If $2^x=0$, find $x$.
Solution 1:
Yes. You are right, there is no $x \in \mathbb{R}$ such that $2^x = 0$. However, note that $$\lim_{x \to -\infty} 2^x = 0$$ However, on the extended real line, i.e., $\mathbb{R} \cup \{-\infty\} \cup \{\infty\}$, there exists a solution, since one of the ways of defining "$2^{-\infty}$" on the extended real line is to define "$2^{-\infty}$" as the limit of $\lim_{x \to -\infty} 2^x$, which is $0$.
Solution 2:
Let $x$ be a real number $x>0$, and consider $w=2^x$ and $z=2^{-x}$. Then $wz=1$. But then neither of them can be $0$, since in either case we would reach the absurdity that $0=1$. Thus, by symmetry, and since $2^0=1$, we see that $2^x\neq 0$ for each $x\in \Bbb R$, that is, $2^x=0$ is unsolvable in $\Bbb R$. The very same proof applies when $z\in\Bbb C$.
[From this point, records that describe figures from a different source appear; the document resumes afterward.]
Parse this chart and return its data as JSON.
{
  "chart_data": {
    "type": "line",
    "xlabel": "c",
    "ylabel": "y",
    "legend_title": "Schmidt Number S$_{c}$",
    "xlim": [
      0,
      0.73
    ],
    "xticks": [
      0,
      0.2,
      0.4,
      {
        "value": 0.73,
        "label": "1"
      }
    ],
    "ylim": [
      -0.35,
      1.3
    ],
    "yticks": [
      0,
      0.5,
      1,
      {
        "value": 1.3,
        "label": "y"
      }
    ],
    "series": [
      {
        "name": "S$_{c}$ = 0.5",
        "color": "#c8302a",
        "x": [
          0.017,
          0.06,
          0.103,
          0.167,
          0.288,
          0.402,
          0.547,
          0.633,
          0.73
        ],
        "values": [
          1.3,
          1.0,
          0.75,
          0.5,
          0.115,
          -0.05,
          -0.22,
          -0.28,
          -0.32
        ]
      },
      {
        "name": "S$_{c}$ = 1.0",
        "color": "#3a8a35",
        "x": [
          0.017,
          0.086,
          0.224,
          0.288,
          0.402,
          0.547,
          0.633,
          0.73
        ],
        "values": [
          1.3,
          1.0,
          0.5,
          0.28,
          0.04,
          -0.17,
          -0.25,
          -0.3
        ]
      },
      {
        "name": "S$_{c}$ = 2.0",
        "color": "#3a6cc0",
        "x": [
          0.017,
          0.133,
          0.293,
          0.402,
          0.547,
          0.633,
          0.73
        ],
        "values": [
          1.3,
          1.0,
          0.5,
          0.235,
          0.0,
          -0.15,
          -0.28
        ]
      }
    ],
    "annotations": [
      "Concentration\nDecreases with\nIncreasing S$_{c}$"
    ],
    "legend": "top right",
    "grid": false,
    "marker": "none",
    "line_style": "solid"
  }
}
The fact that "the range of the function $2^x$ is $(0,+\infty)$" is true because of the above, and not conversely. It is true we may define $2^x=0$ when $x=-\infty$ to extend $2^x$ continuously to $\Bbb R^*=\Bbb R\cup\{-\infty,+\infty\}$, but there is not much more to it than that.